Material happiness can be seen as a relief from suffering. For example, imagine the overcrowded local trains in Mumbai, where hundreds of people squeeze into a space meant for a fraction of that number. In such situations, finding a seat, even if it’s a rare occurrence, brings immense relief. Similarly, a boxer who gets a break between rounds feels relief because he is no longer being hit. These instances represent a shift from a state of constant suffering to a momentary respite. Material happiness is often derived from sensory pleasures and provides temporary relief from daily struggles.

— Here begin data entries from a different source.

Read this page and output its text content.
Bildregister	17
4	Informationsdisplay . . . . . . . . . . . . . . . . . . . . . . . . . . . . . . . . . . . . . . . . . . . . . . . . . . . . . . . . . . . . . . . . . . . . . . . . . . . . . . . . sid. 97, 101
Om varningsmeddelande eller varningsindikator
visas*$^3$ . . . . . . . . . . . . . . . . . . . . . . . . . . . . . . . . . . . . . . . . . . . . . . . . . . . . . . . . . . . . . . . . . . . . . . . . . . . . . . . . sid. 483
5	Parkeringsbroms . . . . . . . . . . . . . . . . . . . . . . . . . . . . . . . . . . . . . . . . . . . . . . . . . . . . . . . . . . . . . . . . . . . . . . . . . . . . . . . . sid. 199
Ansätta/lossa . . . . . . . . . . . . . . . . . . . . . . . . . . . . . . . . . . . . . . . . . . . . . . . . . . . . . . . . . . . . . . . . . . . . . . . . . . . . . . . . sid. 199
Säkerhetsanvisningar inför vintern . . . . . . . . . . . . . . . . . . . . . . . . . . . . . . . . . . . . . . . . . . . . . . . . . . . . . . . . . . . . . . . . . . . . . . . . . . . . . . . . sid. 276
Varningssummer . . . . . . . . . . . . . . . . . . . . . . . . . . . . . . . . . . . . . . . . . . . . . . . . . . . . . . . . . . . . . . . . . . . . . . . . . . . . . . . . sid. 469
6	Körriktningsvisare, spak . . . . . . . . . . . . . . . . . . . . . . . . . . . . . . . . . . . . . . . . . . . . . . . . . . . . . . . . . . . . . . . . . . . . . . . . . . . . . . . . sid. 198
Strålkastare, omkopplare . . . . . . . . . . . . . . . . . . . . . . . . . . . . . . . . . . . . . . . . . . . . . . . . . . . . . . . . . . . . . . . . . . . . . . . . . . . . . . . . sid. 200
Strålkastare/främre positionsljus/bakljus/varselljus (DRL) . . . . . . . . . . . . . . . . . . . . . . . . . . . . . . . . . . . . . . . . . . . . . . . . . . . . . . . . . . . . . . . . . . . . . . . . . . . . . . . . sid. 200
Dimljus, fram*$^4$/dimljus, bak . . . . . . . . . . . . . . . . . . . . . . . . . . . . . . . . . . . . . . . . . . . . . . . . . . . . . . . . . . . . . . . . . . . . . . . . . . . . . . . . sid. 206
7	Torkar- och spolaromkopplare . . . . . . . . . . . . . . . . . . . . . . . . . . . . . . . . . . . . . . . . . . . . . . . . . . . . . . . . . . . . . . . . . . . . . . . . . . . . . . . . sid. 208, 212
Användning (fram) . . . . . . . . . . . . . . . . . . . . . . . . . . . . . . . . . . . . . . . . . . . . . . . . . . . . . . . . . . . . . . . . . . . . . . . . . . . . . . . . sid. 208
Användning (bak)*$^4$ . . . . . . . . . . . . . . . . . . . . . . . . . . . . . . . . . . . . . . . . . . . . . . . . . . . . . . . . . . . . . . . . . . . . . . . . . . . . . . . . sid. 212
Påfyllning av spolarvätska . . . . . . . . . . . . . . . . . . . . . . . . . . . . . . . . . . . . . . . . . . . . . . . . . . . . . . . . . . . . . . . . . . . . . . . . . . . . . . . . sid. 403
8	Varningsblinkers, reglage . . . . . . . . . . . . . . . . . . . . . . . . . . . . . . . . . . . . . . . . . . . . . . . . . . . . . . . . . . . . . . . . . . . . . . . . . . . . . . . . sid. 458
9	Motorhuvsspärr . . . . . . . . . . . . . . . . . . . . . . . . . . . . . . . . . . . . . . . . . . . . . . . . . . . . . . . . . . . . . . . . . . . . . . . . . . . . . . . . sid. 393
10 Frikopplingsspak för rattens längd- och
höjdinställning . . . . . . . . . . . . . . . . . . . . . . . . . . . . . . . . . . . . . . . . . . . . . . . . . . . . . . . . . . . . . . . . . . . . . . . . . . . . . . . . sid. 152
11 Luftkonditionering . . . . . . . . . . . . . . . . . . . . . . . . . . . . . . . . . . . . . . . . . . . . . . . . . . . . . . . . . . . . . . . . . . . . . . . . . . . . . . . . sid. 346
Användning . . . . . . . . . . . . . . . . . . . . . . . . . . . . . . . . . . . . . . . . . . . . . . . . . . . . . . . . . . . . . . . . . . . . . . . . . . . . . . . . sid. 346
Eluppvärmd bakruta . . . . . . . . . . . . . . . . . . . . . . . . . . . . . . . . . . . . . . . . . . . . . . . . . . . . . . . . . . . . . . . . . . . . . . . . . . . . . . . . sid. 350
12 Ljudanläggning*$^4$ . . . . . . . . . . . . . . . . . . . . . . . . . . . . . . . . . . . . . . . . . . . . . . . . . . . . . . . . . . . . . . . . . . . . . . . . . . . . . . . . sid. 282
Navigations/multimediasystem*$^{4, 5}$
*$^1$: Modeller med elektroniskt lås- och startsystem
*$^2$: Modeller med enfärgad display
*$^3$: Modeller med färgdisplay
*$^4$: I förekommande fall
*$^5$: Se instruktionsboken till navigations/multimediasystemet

However, living solely for sense gratification can lead to disappointment. Sense pleasures are often less fulfilling than anticipated or promised, and they are transient. Even if we attain something we desire, the enjoyment it brings doesn’t last long, and it is often accompanied by pain. Additionally, most worldly happiness is relative and changes according to our circumstances. For example, being stuck in a noisy and hot traffic jam can make entering an air-conditioned room feel like a great relief. However, after some time, the effect wears off, and the mind continues to find reasons to complain and seek further relief through sense gratification. This continuous struggle for enjoyment is an inherent part of the material realm.

One hundred twenty years ago, the Tajmahal hotel in Mumbai advertised in newspapers that its special rooms were equipped with a fan to provide cooling comfort. The advertisement featured an image of a three-blade fan, with a joyful woman smiling below. What was once considered a luxury in has now become a necessity. Still, despite the abundance of conveniences and comforts available today, the mind’s incessant chatter continues unabated. It expertly highlights what is lacking in our lives or how the world seems to be spiralling into chaos. Paradoxically, the same mind seeks solace from this constant grumbling through acts of sensory indulgence. As a result, we find ourselves trapped in an unending cycle of struggle and fleeting enjoyment.

On the other hand, Spiritual happiness begins with an enquiry of what is eternal in this realm of temporariness? As everything around us crumbles by the force of time, something remains, and that is called Brahman or the Sat principle. While our bodies age and change, the sense of “I” remains constant. Connecting with this unchanging principle within and without is the essence of spiritual happiness. Traditionally, spiritual seekers have considered the pleasures of the material world illusory due to their temporary nature. Spiritual texts like the Bhagavad Gita and Shrimad Bhagavatam emphasize the pursuit of happiness that is eternal and not subject to the fluctuations of time.

Type 3 happiness – a modern phenomenon

In modern times, a new phenomenon has emerged—the pursuit of happiness in the unreal or virtual world. Unlike sightseeing at landmarks, which is a real experience, modern forms of entertainment, such as complex storylines, music videos, or movies viewed on electronic screens, transport us to non-existent landscapes filled with gory murders and explicit scenes. Although these experiences are unreal, their impact on our consciousness is real and long-lasting.

Thus, in the twenty-first century, there are three realms where people seek happiness: the unreal or virtual world, the real but temporary world, and the spiritual realm. While spiritual teachers of the past helped individuals transition from the temporary to the eternal, the present challenge lies in guiding people to move from the illusory world of smartphones and virtual experiences to at least engaging with the temporary world. Only then can they gradually rise to the spiritual dimension of happiness.

Living in the real world and cherishing genuine interactions with others is a significant achievement in itself. Amidst the struggles and joys of this tangible reality, one may develop a desire to transcend the dualities of pain and pleasure, leading to the initiation of a spiritual quest. However, breaking free from the clutches of the virtual world, which numbs our authentic emotions, is a necessary step for all these transformative experiences to manifest.